Researchers found that calm, residential streets were the safest places for riding. But even unprotected bike lanes had lower injury rates than two-way, protected street-level bike lanes, the study showed.

Most injuries the study examined were minor, and only about half involved cars — including injuries from falling off a bike to avoid a car or crashing into a parked car.

Cicchino and her team noted that protected bike lanes work well at reducing the most dangerous crashes for cyclist — mid-block, high-speed, from-behind collisions with cars. But protected bike lanes with many intersections — especially two-way lanes — produced many conflicts, including conflicts with pedestrians, the study found.

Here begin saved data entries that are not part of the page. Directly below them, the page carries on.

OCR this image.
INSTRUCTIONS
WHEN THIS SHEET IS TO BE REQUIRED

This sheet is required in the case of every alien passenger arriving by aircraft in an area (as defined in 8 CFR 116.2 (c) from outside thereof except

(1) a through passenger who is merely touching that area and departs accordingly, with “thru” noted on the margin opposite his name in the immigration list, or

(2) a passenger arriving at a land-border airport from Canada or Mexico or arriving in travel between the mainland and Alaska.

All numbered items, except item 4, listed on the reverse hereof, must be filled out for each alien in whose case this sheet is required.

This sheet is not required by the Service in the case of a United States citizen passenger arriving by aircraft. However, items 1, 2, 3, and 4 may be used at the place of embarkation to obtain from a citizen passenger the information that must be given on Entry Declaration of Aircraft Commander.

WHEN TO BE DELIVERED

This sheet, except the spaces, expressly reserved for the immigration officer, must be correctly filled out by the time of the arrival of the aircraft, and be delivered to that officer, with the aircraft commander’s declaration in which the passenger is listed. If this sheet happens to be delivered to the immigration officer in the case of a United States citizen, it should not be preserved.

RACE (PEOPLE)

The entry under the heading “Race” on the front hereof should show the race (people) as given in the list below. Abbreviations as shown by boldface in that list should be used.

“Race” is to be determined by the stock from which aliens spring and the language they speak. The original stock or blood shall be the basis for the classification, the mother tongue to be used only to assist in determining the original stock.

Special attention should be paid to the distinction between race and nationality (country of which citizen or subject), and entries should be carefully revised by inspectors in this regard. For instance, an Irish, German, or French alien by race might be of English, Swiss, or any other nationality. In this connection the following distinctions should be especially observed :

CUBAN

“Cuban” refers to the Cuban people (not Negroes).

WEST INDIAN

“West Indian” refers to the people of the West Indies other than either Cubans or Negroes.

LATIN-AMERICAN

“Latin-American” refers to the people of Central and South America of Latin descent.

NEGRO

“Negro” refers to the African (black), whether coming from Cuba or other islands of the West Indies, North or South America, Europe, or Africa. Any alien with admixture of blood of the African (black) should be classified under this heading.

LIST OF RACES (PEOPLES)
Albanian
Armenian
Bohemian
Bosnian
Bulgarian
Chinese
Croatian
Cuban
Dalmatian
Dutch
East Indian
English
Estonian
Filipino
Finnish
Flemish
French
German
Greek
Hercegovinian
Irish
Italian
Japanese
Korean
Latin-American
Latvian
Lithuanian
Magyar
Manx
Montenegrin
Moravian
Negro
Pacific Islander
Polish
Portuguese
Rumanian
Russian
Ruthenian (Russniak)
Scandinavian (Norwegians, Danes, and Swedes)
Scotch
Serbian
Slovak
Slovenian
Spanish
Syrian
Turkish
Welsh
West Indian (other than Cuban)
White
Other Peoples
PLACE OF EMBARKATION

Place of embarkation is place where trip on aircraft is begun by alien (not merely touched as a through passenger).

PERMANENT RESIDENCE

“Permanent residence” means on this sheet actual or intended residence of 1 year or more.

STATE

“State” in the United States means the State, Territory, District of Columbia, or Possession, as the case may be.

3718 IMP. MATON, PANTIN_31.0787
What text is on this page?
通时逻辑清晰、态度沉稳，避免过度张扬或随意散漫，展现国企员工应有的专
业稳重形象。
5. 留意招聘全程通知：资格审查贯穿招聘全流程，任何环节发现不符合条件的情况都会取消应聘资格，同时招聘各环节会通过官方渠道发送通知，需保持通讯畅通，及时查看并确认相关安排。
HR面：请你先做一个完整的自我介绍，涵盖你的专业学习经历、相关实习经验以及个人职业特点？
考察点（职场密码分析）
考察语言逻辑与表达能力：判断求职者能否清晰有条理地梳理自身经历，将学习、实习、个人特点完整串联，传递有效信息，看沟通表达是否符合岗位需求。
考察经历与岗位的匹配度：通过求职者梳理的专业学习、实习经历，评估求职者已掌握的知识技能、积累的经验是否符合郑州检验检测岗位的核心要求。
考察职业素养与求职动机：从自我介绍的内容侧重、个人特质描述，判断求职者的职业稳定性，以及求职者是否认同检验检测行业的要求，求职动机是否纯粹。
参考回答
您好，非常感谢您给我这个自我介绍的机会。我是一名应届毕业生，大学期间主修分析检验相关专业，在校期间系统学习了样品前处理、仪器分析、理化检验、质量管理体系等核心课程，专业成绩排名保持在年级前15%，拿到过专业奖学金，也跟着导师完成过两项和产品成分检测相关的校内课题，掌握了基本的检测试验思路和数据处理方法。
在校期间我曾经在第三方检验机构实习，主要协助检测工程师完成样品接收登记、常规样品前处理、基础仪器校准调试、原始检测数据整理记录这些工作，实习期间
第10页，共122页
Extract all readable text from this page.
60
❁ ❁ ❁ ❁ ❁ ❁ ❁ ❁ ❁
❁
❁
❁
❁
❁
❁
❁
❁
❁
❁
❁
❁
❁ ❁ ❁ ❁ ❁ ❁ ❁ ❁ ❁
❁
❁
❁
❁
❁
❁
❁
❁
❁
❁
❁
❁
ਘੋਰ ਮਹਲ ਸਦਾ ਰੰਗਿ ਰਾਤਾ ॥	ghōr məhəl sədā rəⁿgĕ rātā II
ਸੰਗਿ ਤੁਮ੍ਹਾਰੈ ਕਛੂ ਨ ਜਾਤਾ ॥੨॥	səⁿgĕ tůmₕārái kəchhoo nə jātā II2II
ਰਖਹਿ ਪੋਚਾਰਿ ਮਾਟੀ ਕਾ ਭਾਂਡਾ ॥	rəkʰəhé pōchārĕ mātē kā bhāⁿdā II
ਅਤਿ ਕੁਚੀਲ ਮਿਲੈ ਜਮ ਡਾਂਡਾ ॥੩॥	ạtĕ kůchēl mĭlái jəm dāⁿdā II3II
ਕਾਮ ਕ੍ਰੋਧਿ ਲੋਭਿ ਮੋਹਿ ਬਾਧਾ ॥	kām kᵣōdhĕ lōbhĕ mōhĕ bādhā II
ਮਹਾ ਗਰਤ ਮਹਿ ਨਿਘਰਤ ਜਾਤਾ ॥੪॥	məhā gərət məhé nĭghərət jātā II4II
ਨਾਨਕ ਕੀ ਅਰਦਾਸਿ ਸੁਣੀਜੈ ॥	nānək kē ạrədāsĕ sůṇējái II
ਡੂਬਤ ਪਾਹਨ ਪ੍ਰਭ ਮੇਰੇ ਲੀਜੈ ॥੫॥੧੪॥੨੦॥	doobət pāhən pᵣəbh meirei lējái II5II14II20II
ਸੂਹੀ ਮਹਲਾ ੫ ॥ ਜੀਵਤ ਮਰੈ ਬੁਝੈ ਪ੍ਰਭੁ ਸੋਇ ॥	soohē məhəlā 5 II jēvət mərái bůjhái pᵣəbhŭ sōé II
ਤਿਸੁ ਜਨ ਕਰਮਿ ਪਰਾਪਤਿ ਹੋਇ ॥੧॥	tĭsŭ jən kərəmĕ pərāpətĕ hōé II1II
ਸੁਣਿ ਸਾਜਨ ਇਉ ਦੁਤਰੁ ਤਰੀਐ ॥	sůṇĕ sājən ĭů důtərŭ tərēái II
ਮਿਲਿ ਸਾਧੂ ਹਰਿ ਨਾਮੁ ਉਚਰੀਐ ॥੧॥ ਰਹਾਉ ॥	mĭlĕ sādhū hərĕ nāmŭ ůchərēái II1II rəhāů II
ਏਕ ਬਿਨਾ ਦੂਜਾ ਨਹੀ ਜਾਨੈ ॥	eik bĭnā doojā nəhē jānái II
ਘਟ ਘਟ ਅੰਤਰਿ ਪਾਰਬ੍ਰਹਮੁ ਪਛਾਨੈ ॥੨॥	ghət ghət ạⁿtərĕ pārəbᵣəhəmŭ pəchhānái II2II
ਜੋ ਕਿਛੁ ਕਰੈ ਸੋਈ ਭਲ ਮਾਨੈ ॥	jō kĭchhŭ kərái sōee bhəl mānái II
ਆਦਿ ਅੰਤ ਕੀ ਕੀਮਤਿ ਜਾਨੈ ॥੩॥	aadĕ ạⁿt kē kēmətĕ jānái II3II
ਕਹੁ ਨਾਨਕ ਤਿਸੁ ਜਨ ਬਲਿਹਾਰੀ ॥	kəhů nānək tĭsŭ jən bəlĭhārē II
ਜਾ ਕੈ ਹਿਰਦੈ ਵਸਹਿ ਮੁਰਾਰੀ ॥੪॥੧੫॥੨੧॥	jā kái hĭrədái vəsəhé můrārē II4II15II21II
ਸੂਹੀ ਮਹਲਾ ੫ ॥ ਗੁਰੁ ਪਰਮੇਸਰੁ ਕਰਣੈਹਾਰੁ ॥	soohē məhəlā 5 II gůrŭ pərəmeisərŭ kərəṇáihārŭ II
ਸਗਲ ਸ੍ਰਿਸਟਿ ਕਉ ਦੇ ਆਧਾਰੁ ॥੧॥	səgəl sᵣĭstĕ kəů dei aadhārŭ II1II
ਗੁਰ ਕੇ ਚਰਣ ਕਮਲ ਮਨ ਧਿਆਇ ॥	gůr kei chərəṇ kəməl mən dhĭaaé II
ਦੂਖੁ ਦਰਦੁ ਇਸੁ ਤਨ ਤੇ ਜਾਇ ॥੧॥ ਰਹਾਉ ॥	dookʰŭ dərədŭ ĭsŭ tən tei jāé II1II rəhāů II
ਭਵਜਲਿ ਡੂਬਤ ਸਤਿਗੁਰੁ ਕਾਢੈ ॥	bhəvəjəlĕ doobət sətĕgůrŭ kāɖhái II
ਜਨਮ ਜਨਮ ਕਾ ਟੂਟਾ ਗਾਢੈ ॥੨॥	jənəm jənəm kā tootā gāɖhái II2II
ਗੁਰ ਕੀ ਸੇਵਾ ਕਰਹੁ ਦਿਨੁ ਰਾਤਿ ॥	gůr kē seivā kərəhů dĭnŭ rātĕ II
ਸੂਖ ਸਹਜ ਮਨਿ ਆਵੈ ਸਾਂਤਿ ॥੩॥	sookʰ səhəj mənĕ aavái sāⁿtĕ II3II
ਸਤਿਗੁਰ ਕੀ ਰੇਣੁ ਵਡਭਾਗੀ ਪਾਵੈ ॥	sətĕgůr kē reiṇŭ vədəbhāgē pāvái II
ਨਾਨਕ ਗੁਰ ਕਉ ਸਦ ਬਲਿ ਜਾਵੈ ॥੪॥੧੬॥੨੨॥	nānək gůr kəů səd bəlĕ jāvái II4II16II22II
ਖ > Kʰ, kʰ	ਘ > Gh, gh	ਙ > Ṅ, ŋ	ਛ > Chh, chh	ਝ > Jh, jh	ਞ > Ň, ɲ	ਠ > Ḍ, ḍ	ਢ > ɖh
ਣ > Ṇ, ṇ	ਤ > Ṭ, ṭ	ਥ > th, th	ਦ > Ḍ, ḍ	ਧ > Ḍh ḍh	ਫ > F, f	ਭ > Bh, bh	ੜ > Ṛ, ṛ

The authors stressed that the potential for conflicts doesn't mean that protected bike lanes are worse for safety than nothing. Rather, the findings indicate the need for careful engineering and more safety research.

The authors recommended countermeasures to reduce pedestrian use of two-way, protected bike lanes, including placing bike lanes at sidewalk level. Two-stage turn boxes, protected intersections, and special traffic signal with phases for cyclists also could help reduce more minor injuries, they wrote. Planners should try to avoid places with many driveways when considering where to install protected bike lanes, the study said.

One limitation of the study was that the authors did not compare the safety of the different bike lanes based on the severity of injuries that occurred in them. The study also did not control for the busyness of streets; those with two-way, protected bike lanes may have been the most crowded with drivers and pedestrians, producing more conflicts.